Castle of Castiglione di Garfagnana

The walls that surround the outside of the castle have an irregular shape and are still well preserved along the entire perimeter. You can still see the openings for cannons and slits for archers. There are outbuildings, eight semi-circular towers and three main gates, one on the south and the others east and west respectively.

Even the fort remains almost intact, maintaining its form with three massive scarped semi-circular towers, equipped with slender corbels, and a smaller square tower, positioned to guard the entrance to the small fortification, accessible only via a steep staircase.

A visit to the Church of Saint Michael is highly recommended and not just for its remarkable facade, designed with characteristic Collemandina red marble, quarried from Sassorosso.

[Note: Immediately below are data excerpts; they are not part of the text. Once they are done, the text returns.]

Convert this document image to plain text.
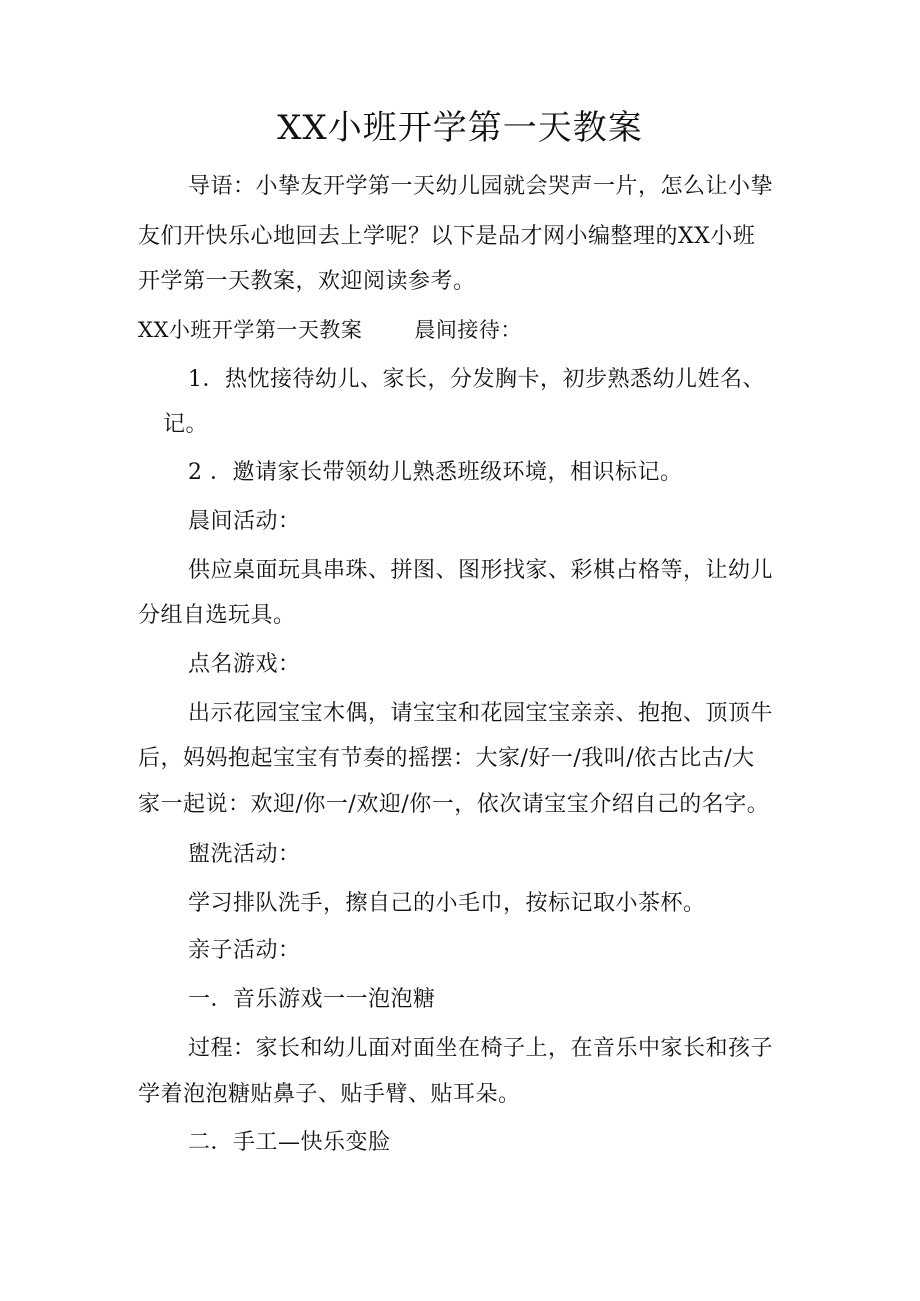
XX小班开学第一天教案
导语：小挚友开学第一天幼儿园就会哭声一片，怎么让小挚
友们开快乐心地回去上学呢？以下是品才网小编整理的XX小班
开学第一天教案，欢迎阅读参考。
XX小班开学第一天教案 晨间接待：
1．热忱接待幼儿、家长，分发胸卡，初步熟悉幼儿姓名、
记。
2 ．邀请家长带领幼儿熟悉班级环境，相识标记。
晨间活动：
供应桌面玩具串珠、拼图、图形找家、彩棋占格等，让幼儿
分组自选玩具。
点名游戏：
出示花园宝宝木偶，请宝宝和花园宝宝亲亲、抱抱、顶顶牛
后，妈妈抱起宝宝有节奏的摇摆：大家/好一/我叫/依古比古/大
家一起说：欢迎/你一/欢迎/你一，依次请宝宝介绍自己的名字。
盥洗活动：
学习排队洗手，擦自己的小毛巾，按标记取小茶杯。
亲子活动：
一．音乐游戏一一泡泡糖
过程：家长和幼儿面对面坐在椅子上，在音乐中家长和孩子
学着泡泡糖贴鼻子、贴手臂、贴耳朵。
二．手工—快乐变脸
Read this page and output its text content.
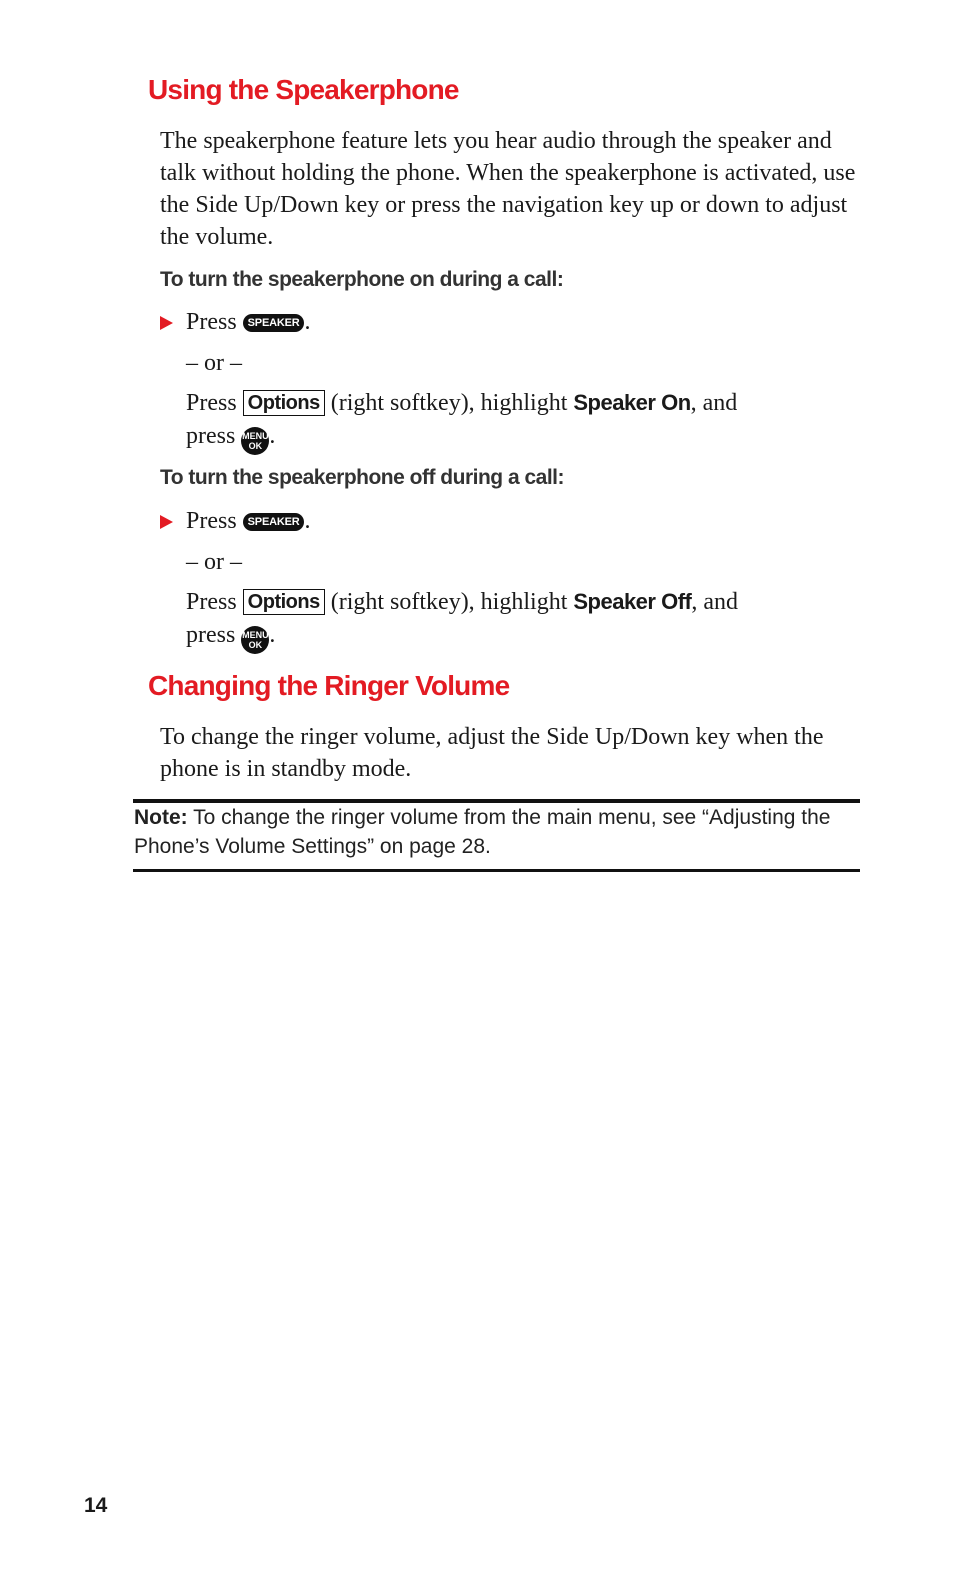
Using the Speakerphone

The speakerphone feature lets you hear audio through the speaker and talk without holding the phone. When the speakerphone is activated, use the Side Up/Down key or press the navigation key up or down to adjust the volume.

To turn the speakerphone on during a call:

Press SPEAKER .

– or –

Press Options (right softkey), highlight Speaker On, and

press MENU
OK .

To turn the speakerphone off during a call:

Press SPEAKER .

– or –

Press Options (right softkey), highlight Speaker Off, and

press MENU
OK .

Changing the Ringer Volume

To change the ringer volume, adjust the Side Up/Down key when the phone is in standby mode.

Note: To change the ringer volume from the main menu, see “Adjusting the Phone’s Volume Settings” on page 28.

14
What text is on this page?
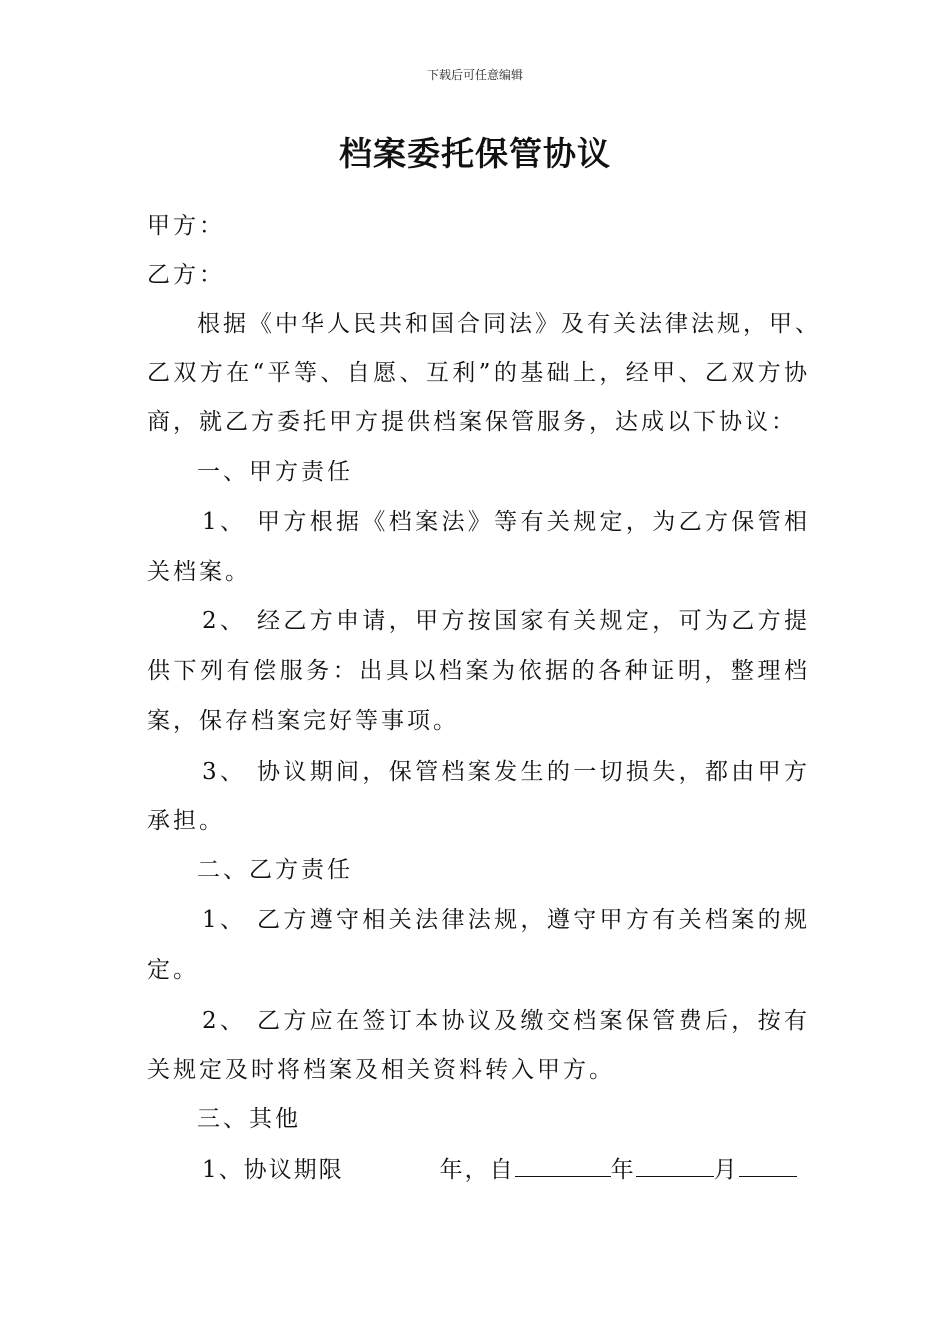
下载后可任意编辑
档案委托保管协议
甲方：
乙方：
根据《中华人民共和国合同法》及有关法律法规，甲、
乙双方在“平等、自愿、互利”的基础上，经甲、乙双方协
商，就乙方委托甲方提供档案保管服务，达成以下协议：
一、甲方责任
1、 甲方根据《档案法》等有关规定，为乙方保管相
关档案。
2、 经乙方申请，甲方按国家有关规定，可为乙方提
供下列有偿服务：出具以档案为依据的各种证明，整理档
案，保存档案完好等事项。
3、 协议期间，保管档案发生的一切损失，都由甲方
承担。
二、乙方责任
1、 乙方遵守相关法律法规，遵守甲方有关档案的规
定。
2、 乙方应在签订本协议及缴交档案保管费后，按有
关规定及时将档案及相关资料转入甲方。
三、其他
1、协议期限	年，自	年	月
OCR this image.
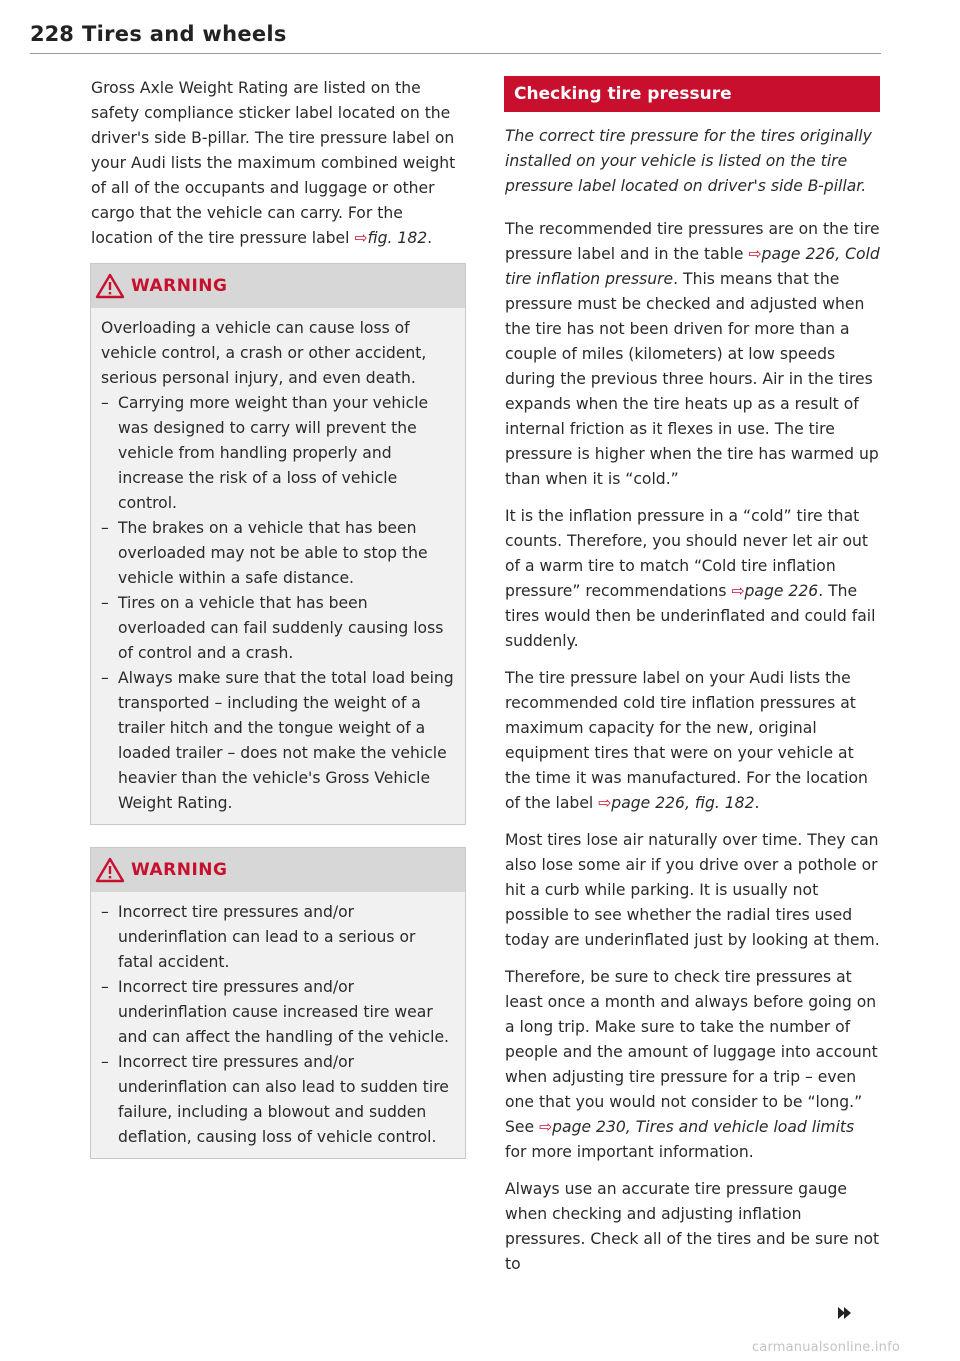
228 Tires and wheels

Gross Axle Weight Rating are listed on the safety compliance sticker label located on the driver's side B-pillar. The tire pressure label on your Audi lists the maximum combined weight of all of the occupants and luggage or other cargo that the vehicle can carry. For the location of the tire pressure label ⇨fig. 182.

WARNING

Overloading a vehicle can cause loss of vehicle control, a crash or other accident, serious personal injury, and even death.

– Carrying more weight than your vehicle was designed to carry will prevent the vehicle from handling properly and increase the risk of a loss of vehicle control.
– The brakes on a vehicle that has been overloaded may not be able to stop the vehicle within a safe distance.
– Tires on a vehicle that has been overloaded can fail suddenly causing loss of control and a crash.
– Always make sure that the total load being transported – including the weight of a trailer hitch and the tongue weight of a loaded trailer – does not make the vehicle heavier than the vehicle's Gross Vehicle Weight Rating.
WARNING
– Incorrect tire pressures and/or underinflation can lead to a serious or fatal accident.
– Incorrect tire pressures and/or underinflation cause increased tire wear and can affect the handling of the vehicle.
– Incorrect tire pressures and/or underinflation can also lead to sudden tire failure, including a blowout and sudden deflation, causing loss of vehicle control.
Checking tire pressure

The correct tire pressure for the tires originally installed on your vehicle is listed on the tire pressure label located on driver's side B-pillar.

The recommended tire pressures are on the tire pressure label and in the table ⇨page 226, Cold tire inflation pressure. This means that the pressure must be checked and adjusted when the tire has not been driven for more than a couple of miles (kilometers) at low speeds during the previous three hours. Air in the tires expands when the tire heats up as a result of internal friction as it flexes in use. The tire pressure is higher when the tire has warmed up than when it is “cold.”

It is the inflation pressure in a “cold” tire that counts. Therefore, you should never let air out of a warm tire to match “Cold tire inflation pressure” recommendations ⇨page 226. The tires would then be underinflated and could fail suddenly.

The tire pressure label on your Audi lists the recommended cold tire inflation pressures at maximum capacity for the new, original equipment tires that were on your vehicle at the time it was manufactured. For the location of the label ⇨page 226, fig. 182.

Most tires lose air naturally over time. They can also lose some air if you drive over a pothole or hit a curb while parking. It is usually not possible to see whether the radial tires used today are underinflated just by looking at them.

Therefore, be sure to check tire pressures at least once a month and always before going on a long trip. Make sure to take the number of people and the amount of luggage into account when adjusting tire pressure for a trip – even one that you would not consider to be “long.” See ⇨page 230, Tires and vehicle load limits for more important information.

Always use an accurate tire pressure gauge when checking and adjusting inflation pressures. Check all of the tires and be sure not to

carmanualsonline.info
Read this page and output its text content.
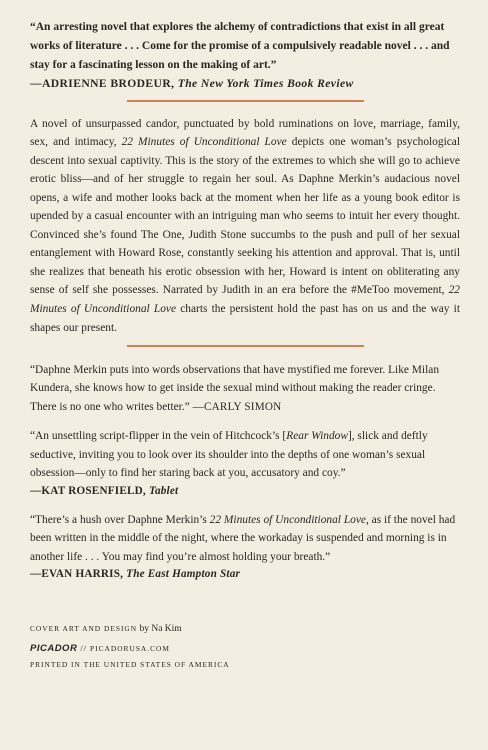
“An arresting novel that explores the alchemy of contradictions that exist in all great works of literature . . . Come for the promise of a compulsively readable novel . . . and stay for a fascinating lesson on the making of art.”

—ADRIENNE BRODEUR, The New York Times Book Review

A novel of unsurpassed candor, punctuated by bold ruminations on love, marriage, family, sex, and intimacy, 22 Minutes of Unconditional Love depicts one woman’s psychological descent into sexual captivity. This is the story of the extremes to which she will go to achieve erotic bliss—and of her struggle to regain her soul. As Daphne Merkin’s audacious novel opens, a wife and mother looks back at the moment when her life as a young book editor is upended by a casual encounter with an intriguing man who seems to intuit her every thought. Convinced she’s found The One, Judith Stone succumbs to the push and pull of her sexual entanglement with Howard Rose, constantly seeking his attention and approval. That is, until she realizes that beneath his erotic obsession with her, Howard is intent on obliterating any sense of self she possesses. Narrated by Judith in an era before the #MeToo movement, 22 Minutes of Unconditional Love charts the persistent hold the past has on us and the way it shapes our present.

“Daphne Merkin puts into words observations that have mystified me forever. Like Milan Kundera, she knows how to get inside the sexual mind without making the reader cringe. There is no one who writes better.” —CARLY SIMON

“An unsettling script-flipper in the vein of Hitchcock’s [Rear Window], slick and deftly seductive, inviting you to look over its shoulder into the depths of one woman’s sexual obsession—only to find her staring back at you, accusatory and coy.”

—KAT ROSENFIELD, Tablet

“There’s a hush over Daphne Merkin’s 22 Minutes of Unconditional Love, as if the novel had been written in the middle of the night, where the workaday is suspended and morning is in another life . . . You may find you’re almost holding your breath.”

—EVAN HARRIS, The East Hampton Star

COVER ART AND DESIGN by Na Kim

PICADOR // PICADORUSA.COM

PRINTED IN THE UNITED STATES OF AMERICA
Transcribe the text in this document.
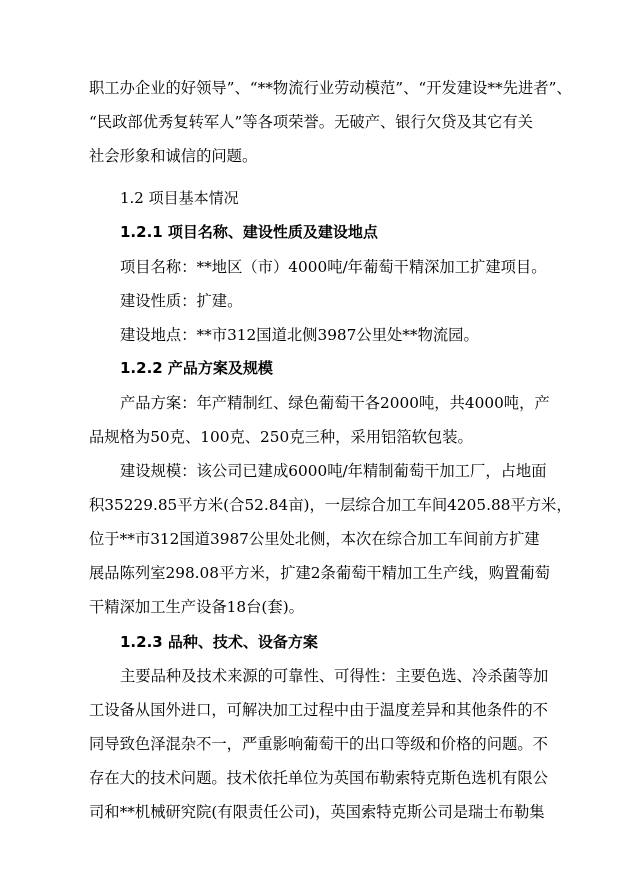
职工办企业的好领导”、“**物流行业劳动模范”、“开发建设**先进者”、
“民政部优秀复转军人”等各项荣誉。无破产、银行欠贷及其它有关
社会形象和诚信的问题。
1.2 项目基本情况
1.2.1 项目名称、建设性质及建设地点
项目名称：**地区（市）4000吨/年葡萄干精深加工扩建项目。
建设性质：扩建。
建设地点：**市312国道北侧3987公里处**物流园。
1.2.2 产品方案及规模
产品方案：年产精制红、绿色葡萄干各2000吨，共4000吨，产
品规格为50克、100克、250克三种，采用铝箔软包装。
建设规模：该公司已建成6000吨/年精制葡萄干加工厂，占地面
积35229.85平方米(合52.84亩)，一层综合加工车间4205.88平方米，
位于**市312国道3987公里处北侧，本次在综合加工车间前方扩建
展品陈列室298.08平方米，扩建2条葡萄干精加工生产线，购置葡萄
干精深加工生产设备18台(套)。
1.2.3 品种、技术、设备方案
主要品种及技术来源的可靠性、可得性：主要色选、冷杀菌等加
工设备从国外进口，可解决加工过程中由于温度差异和其他条件的不
同导致色泽混杂不一，严重影响葡萄干的出口等级和价格的问题。不
存在大的技术问题。技术依托单位为英国布勒索特克斯色选机有限公
司和**机械研究院(有限责任公司)，英国索特克斯公司是瑞士布勒集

Inside you can find a 14th century painting of the Madonna by Giuliano Simone, a 14th century wooden crucifix and a tabernacle by Matteo Civitali. In the early 17th century, following attacks by the House of Este, the church was badly damaged and during the siege of 1603 its bells were melted down for a piece of artillery.

The Church of St. Peter, the oldest church in the town, was first mentioned in 723. Inside is an antependium of “Our Lady of Seven Sorrows”, an inlaid work of the maestro Carlo Gibertoni.

Historical notes

The castle, whose existence was documented for the first time in 1033, suffered the vicissitudes of the noble local factions, until they fell under the dominion of the City of Lucca.

In 1306, the City of Lucca unified the Garfagnana region under its control and were responsible for the reconstruction of the defences of the castle and the building in the village of a new church. Five massive towers were then raised in 1371, following the failed attempt by Alderigo Antelminelli to take possession of part of the Garfagnana, and the castle was further strengthened under the rule of Paolo Guinigi.

Castiglione remained faithful to the Republic of Lucca in 1430, even when many dominions of the Garfagnana, threatened by the advance of troops led by the Florentine Niccolo Fortebraccio, were now entrusted to the magnanimity of Niccolo of Este. In 1452, Castiglione and other neighbouring communities were conferred upon the state of Lucca.

This status of enclave meant the of the House of Este with its artillery targeted Castiglione during the wars of the early 17th between Lucca and its dominions. The fortress twice withstood heavy sieges from the troops of Modena, thus proving the validity of its defence. Indeed, during the two assaults, only one tower was damaged to the point of rendering it irreparable.